Между тем вокруг на стульях и скамейках, на столах и под столами и даже просто в углу на полу — всюду стояла оставшаяся после завтрака грязная посуда жильцов. Были тут кофейнички и молочники с остатками кофе и молока, на иных тарелках налипло недоеденное масло, из перевернувшейся жестяной банки горкой просыпалось печенье. При желании вовсе нетрудно собрать из всего этого приличный завтрак, к которому даже Брунельда не придерется, если не узнает о его происхождении. Едва Карл так подумал, едва взгляд на часы показал ему, что они ждут уже полчаса и что Брунельда, наверно, уже в ярости и опять натравливает Деламарша на нерадивых слуг, как старуха, зайдясь в новом приступе и выпученными глазами глядя прямо на Карла, сквозь кашель прокричала:
— Можете ждать сколько угодно, завтрака вы не получите! Вместо завтрака часа через два будет ужин.
— Давай, Робинсон, — сказал Карл, — мы сами соберем себе завтрак.
— Что? — вскричала старуха, грозно набычив голову.

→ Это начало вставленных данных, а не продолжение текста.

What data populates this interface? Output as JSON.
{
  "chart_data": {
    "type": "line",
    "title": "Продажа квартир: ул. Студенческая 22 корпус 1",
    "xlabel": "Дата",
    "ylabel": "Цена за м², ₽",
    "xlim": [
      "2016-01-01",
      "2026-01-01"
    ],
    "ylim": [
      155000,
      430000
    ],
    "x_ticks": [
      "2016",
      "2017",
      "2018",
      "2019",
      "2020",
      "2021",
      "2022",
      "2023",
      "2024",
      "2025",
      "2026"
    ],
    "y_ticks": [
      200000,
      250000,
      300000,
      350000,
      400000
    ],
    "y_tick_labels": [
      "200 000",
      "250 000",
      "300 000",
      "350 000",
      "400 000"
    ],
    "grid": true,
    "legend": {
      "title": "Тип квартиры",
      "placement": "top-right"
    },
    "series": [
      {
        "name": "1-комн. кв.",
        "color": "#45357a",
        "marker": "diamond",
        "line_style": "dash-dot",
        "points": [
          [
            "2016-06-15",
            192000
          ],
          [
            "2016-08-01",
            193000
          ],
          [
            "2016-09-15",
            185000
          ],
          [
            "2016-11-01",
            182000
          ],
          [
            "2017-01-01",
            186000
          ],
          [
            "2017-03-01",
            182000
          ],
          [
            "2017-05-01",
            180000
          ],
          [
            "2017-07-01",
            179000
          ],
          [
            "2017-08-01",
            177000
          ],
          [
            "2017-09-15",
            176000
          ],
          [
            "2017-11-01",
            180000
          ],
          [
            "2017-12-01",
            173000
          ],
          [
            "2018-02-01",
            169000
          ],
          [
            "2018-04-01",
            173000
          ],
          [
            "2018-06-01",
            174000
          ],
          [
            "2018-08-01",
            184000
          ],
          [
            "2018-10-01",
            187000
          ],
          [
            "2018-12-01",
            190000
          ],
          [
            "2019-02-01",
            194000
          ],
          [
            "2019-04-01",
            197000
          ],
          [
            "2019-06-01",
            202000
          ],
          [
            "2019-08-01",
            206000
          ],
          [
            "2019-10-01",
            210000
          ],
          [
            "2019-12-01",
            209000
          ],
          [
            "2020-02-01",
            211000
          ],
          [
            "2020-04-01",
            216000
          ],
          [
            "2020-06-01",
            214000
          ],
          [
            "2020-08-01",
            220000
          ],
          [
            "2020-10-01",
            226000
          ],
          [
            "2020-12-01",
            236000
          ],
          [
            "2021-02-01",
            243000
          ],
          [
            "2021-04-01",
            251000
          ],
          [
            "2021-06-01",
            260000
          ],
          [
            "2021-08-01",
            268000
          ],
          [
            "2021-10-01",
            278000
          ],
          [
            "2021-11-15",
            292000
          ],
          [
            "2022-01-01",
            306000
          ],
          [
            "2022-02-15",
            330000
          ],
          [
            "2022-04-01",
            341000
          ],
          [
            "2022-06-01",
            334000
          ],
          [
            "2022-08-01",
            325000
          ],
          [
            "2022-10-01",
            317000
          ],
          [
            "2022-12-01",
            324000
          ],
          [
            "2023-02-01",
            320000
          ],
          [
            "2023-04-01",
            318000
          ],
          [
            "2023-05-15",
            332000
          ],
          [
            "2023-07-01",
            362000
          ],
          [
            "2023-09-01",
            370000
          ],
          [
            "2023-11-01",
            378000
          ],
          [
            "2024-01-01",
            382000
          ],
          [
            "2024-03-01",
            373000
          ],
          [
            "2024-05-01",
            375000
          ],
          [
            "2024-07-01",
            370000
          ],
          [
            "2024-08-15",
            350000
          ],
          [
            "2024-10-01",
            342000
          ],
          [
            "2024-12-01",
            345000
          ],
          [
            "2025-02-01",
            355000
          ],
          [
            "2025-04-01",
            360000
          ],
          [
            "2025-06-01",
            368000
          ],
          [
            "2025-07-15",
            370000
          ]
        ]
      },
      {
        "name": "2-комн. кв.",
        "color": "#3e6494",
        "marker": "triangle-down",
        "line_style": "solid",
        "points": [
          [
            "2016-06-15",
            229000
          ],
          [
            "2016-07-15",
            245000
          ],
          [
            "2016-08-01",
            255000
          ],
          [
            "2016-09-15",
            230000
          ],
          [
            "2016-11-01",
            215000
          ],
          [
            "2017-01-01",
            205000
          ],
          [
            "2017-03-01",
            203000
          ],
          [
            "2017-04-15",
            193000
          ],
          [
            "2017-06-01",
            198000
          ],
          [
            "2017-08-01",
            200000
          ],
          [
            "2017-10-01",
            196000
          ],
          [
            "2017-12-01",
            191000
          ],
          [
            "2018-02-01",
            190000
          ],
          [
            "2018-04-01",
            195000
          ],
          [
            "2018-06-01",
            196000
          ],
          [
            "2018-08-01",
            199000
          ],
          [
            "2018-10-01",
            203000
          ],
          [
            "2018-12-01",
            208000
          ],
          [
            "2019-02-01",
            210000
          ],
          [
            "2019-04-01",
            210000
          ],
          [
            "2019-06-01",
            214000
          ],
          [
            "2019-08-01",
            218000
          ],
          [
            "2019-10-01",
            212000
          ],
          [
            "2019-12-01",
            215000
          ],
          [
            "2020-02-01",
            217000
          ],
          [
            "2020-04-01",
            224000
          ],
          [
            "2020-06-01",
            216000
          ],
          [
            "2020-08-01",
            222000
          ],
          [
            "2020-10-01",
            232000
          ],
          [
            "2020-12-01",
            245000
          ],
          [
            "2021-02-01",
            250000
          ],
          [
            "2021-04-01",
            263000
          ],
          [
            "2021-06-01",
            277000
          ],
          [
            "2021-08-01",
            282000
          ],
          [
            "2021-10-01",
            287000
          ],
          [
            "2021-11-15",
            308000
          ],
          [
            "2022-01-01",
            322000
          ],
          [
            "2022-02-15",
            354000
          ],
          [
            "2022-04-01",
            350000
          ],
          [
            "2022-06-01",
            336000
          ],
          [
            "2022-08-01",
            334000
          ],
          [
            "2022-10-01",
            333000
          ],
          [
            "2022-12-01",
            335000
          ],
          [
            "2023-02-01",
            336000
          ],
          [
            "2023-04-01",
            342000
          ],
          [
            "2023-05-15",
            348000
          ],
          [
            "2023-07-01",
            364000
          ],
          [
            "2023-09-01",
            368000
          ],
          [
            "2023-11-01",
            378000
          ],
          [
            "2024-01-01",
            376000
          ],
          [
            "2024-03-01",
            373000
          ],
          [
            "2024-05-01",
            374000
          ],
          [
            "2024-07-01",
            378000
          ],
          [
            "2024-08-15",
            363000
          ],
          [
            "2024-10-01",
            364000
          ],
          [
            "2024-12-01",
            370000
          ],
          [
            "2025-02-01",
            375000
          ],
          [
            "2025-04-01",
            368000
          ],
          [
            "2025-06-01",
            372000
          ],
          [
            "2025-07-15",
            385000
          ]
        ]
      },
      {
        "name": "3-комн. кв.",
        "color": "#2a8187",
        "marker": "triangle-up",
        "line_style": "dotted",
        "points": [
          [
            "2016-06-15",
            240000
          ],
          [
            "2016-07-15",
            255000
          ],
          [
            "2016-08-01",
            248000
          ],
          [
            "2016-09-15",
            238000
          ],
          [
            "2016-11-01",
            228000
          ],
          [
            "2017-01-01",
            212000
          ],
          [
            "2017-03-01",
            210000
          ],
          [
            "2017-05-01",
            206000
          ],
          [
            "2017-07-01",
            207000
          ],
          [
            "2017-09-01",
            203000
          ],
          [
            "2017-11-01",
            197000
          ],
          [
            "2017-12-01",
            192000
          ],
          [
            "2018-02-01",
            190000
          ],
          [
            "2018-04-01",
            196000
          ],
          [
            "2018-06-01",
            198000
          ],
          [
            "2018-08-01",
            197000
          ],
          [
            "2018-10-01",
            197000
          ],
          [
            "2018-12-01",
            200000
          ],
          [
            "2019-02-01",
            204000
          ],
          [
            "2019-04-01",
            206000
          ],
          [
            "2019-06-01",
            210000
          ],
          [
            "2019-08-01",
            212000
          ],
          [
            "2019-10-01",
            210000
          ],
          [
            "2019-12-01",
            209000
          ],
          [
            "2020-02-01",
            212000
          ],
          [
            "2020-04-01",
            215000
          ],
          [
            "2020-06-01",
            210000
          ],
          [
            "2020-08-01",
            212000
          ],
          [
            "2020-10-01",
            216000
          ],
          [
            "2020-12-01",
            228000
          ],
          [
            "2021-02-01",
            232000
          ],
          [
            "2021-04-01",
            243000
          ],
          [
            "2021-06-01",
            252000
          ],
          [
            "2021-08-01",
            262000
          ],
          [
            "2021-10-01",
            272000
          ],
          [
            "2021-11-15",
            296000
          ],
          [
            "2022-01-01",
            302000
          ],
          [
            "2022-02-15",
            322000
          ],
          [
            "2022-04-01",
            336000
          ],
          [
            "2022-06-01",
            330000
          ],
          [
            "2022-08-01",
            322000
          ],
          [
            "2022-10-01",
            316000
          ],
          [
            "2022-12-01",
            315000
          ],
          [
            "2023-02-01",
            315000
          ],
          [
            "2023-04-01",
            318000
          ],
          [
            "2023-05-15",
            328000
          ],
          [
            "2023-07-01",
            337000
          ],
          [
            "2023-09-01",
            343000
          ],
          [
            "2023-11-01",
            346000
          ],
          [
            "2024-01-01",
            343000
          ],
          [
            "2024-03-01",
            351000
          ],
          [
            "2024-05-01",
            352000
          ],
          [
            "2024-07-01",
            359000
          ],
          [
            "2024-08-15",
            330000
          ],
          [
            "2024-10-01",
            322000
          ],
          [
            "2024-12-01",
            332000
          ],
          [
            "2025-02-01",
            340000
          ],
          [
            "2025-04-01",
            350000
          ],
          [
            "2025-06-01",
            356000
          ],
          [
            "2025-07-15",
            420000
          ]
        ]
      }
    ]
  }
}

— Прошу вас, будьте же благоразумны, — попытался урезонить ее Карл, — почему вы не хотите дать нам завтрак? Мы уже полчаса ждем, это достаточно долго. Мы вам за все платим, притом платим наверняка лучше, чем все остальные. Конечно, для вас это хлопотно, что мы так поздно завтракаем, но мы ваши квартиранты и у нас такая привычка — завтракать поздно, значит, пора бы и вам немного к этому приспособиться. Сегодня из-за болезни дочери вам это, конечно, особенно сложно, но и мы зато, со своей стороны, готовы сами собрать себе поесть из этих вот остатков, раз уж иначе нельзя и свежий завтрак вы нам дать не можете.
Но к дружественным переговорам с кем-либо старуха была явно не расположена, а для этих жильцов ей, должно быть, даже объедки чужих завтраков казались слишком шикарной трапезой, но, с другой стороны, их назойливые слуги ей тоже поднадоели, посему она схватила поднос и ткнула его в живот Робинсону, который не сразу понял, — а поняв, страдальчески скривился, — что ему надо держать поднос, куда старуха, так и быть, сложит для них еду. И она действительно на скорую руку побросала на поднос много всего, но в целом это выглядело скорее как гора грязной посуды, нежели как приготовленный для постояльцев завтрак. Еще по дороге, когда старуха выталкивала их из кухни, а они, пригнувшись, точно опасаясь оскорбления или удара, торопились к выходу, Карл перехватил поднос у Робинсона из рук, ибо не слишком на его руки полагался.